Monday, September 19th, 2005I walked through Washington Square Park today on my way to dinner and Japanese, and as usual I was stopped by someone. This time it was a woman, probably in college, who stopped me very politely. [I haven’t decided yet whether it’s better to kindly refuse people and walk past, or to stop and listen and then refuse them (since I’m rarely interested in what they’re saying). So, I listened to her proposition.] She said she was doing a film project that required people to talk about something traumatic that had happened to them and how they got through it.
So I thought for a moment. I didn’t really want to stop and help her—possibly because it would require my being filmed, and I can’t really deal with that—but I wasn’t in a rush or anything, so I could have. Except there was one problem: I couldn’t think of anything really traumatic through which I had gone. Sure, my parents are divorced. I thought about that, but all that probably caused life to be a lot better for me than it would have been if they were still married. And anyway, it isn’t like I even knew the details. That was their trauma, not mine.

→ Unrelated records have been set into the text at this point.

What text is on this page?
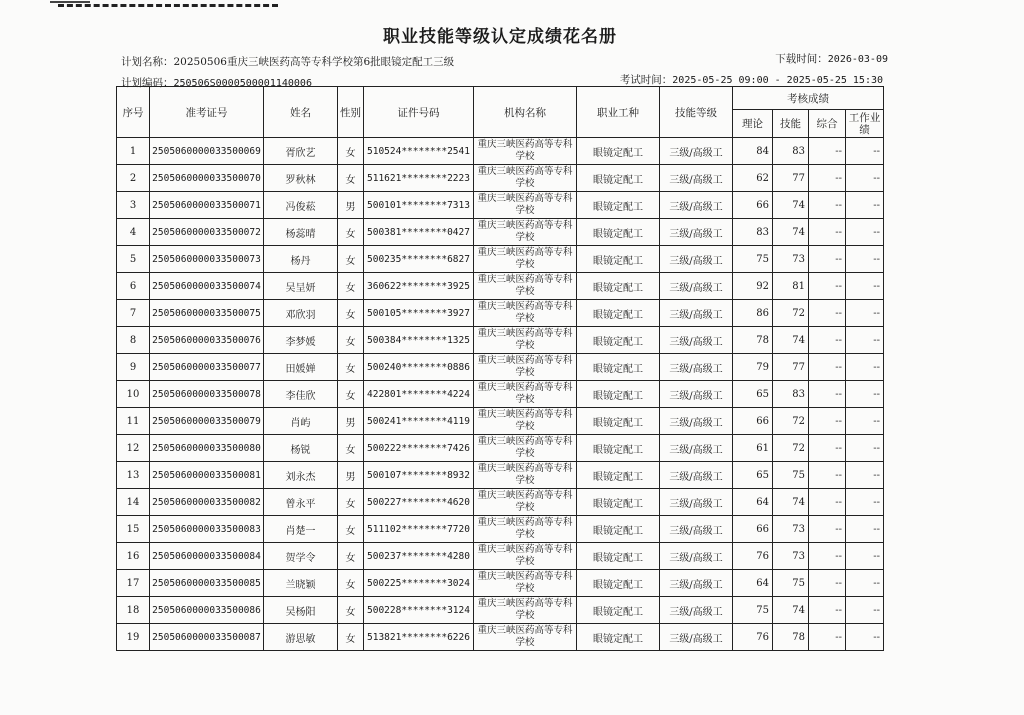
职业技能等级认定成绩花名册
计划名称：20250506重庆三峡医药高等专科学校第6批眼镜定配工三级
计划编码：250506S0000500001140006
下载时间：2026-03-09
考试时间：2025-05-25 09:00 - 2025-05-25 15:30
序号	准考证号	姓名	性别	证件号码	机构名称	职业工种	技能等级	考核成绩			
								理论	技能	综合	工作业绩
1	2505060000033500069	胥欣艺	女	510524********2541	重庆三峡医药高等专科学校	眼镜定配工	三级/高级工	84	83	--	--
2	2505060000033500070	罗秋林	女	511621********2223	重庆三峡医药高等专科学校	眼镜定配工	三级/高级工	62	77	--	--
3	2505060000033500071	冯俊菘	男	500101********7313	重庆三峡医药高等专科学校	眼镜定配工	三级/高级工	66	74	--	--
4	2505060000033500072	杨蕊晴	女	500381********0427	重庆三峡医药高等专科学校	眼镜定配工	三级/高级工	83	74	--	--
5	2505060000033500073	杨丹	女	500235********6827	重庆三峡医药高等专科学校	眼镜定配工	三级/高级工	75	73	--	--
6	2505060000033500074	吴呈妍	女	360622********3925	重庆三峡医药高等专科学校	眼镜定配工	三级/高级工	92	81	--	--
7	2505060000033500075	邓欣羽	女	500105********3927	重庆三峡医药高等专科学校	眼镜定配工	三级/高级工	86	72	--	--
8	2505060000033500076	李梦媛	女	500384********1325	重庆三峡医药高等专科学校	眼镜定配工	三级/高级工	78	74	--	--
9	2505060000033500077	田媛婵	女	500240********0886	重庆三峡医药高等专科学校	眼镜定配工	三级/高级工	79	77	--	--
10	2505060000033500078	李佳欣	女	422801********4224	重庆三峡医药高等专科学校	眼镜定配工	三级/高级工	65	83	--	--
11	2505060000033500079	肖屿	男	500241********4119	重庆三峡医药高等专科学校	眼镜定配工	三级/高级工	66	72	--	--
12	2505060000033500080	杨锐	女	500222********7426	重庆三峡医药高等专科学校	眼镜定配工	三级/高级工	61	72	--	--
13	2505060000033500081	刘永杰	男	500107********8932	重庆三峡医药高等专科学校	眼镜定配工	三级/高级工	65	75	--	--
14	2505060000033500082	曾永平	女	500227********4620	重庆三峡医药高等专科学校	眼镜定配工	三级/高级工	64	74	--	--
15	2505060000033500083	肖楚一	女	511102********7720	重庆三峡医药高等专科学校	眼镜定配工	三级/高级工	66	73	--	--
16	2505060000033500084	贺学令	女	500237********4280	重庆三峡医药高等专科学校	眼镜定配工	三级/高级工	76	73	--	--
17	2505060000033500085	兰晓颖	女	500225********3024	重庆三峡医药高等专科学校	眼镜定配工	三级/高级工	64	75	--	--
18	2505060000033500086	吴杨阳	女	500228********3124	重庆三峡医药高等专科学校	眼镜定配工	三级/高级工	75	74	--	--
19	2505060000033500087	游思敏	女	513821********6226	重庆三峡医药高等专科学校	眼镜定配工	三级/高级工	76	78	--	--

I told the girl that I couldn’t really think of anything. She tried suggesting possible, common situations that I could relate to her future audience. She asked if I had ever had boy troubles, namely if I had ever liked someone who hadn’t liked me back. Well, sure, I had, but in my mind those sorts of problems were too trivial to bother recording. I guess if she wanted commonplace, average troubles, those stories would be great, but how much of that could anyone really listen to? I know it is unfair of me to judge “boy problems” as trivial. They very well may not be for some or most people. In my experience, however, even my serious romantic difficulties do not seem so horrible in retrospect, so how could I deem them traumatic enough for her film?

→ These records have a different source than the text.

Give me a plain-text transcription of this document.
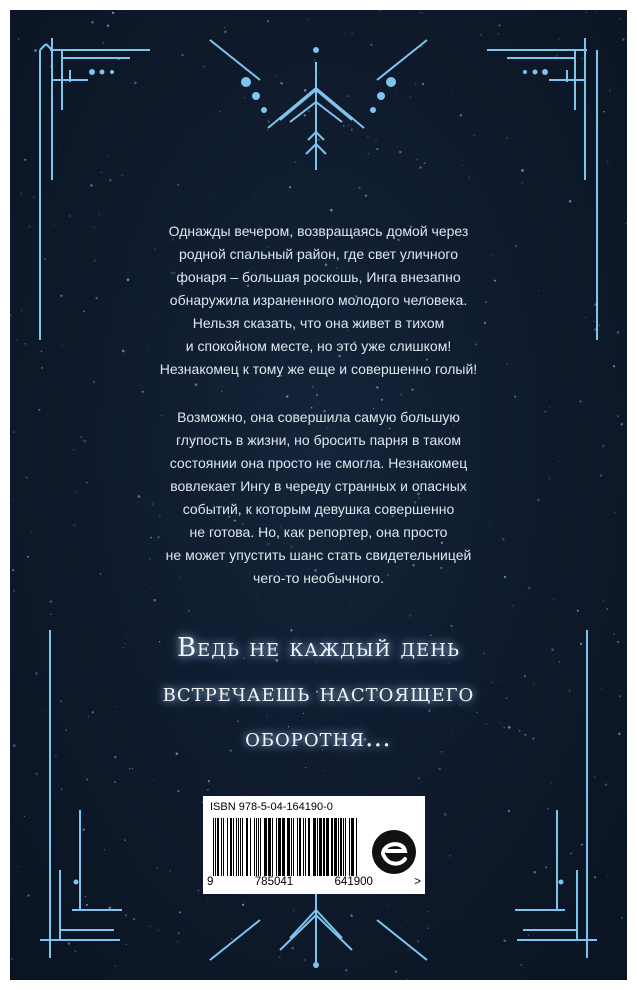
Однажды вечером, возвращаясь домой через
родной спальный район, где свет уличного
фонаря – большая роскошь, Инга внезапно
обнаружила израненного молодого человека.
Нельзя сказать, что она живет в тихом
и спокойном месте, но это уже слишком!
Незнакомец к тому же еще и совершенно голый!
Возможно, она совершила самую большую
глупость в жизни, но бросить парня в таком
состоянии она просто не смогла. Незнакомец
вовлекает Ингу в череду странных и опасных
событий, к которым девушка совершенно
не готова. Но, как репортер, она просто
не может упустить шанс стать свидетельницей
чего-то необычного.
Ведь не каждый день
встречаешь настоящего
оборотня…
ISBN 978-5-04-164190-0
9	785041	641900	>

I finished reading Sister Carrie yesterday. It really makes me worry about homeless people, and the sad paths that lead to their reaching that state. So, when I talked to the woman today, none of whatever I have gone through seemed so bad at all. And I know it isn’t. I thought about a woman I had seen earlier walking with her head so far down you couldn’t see her face, pushing a cart with around twenty plastic bages fixed to it. She might take offense, but I think the story of her troubles would be far greater than that of mine. I don’t think the young woman with the film project was looking for Dreiser’s sort of problems, though.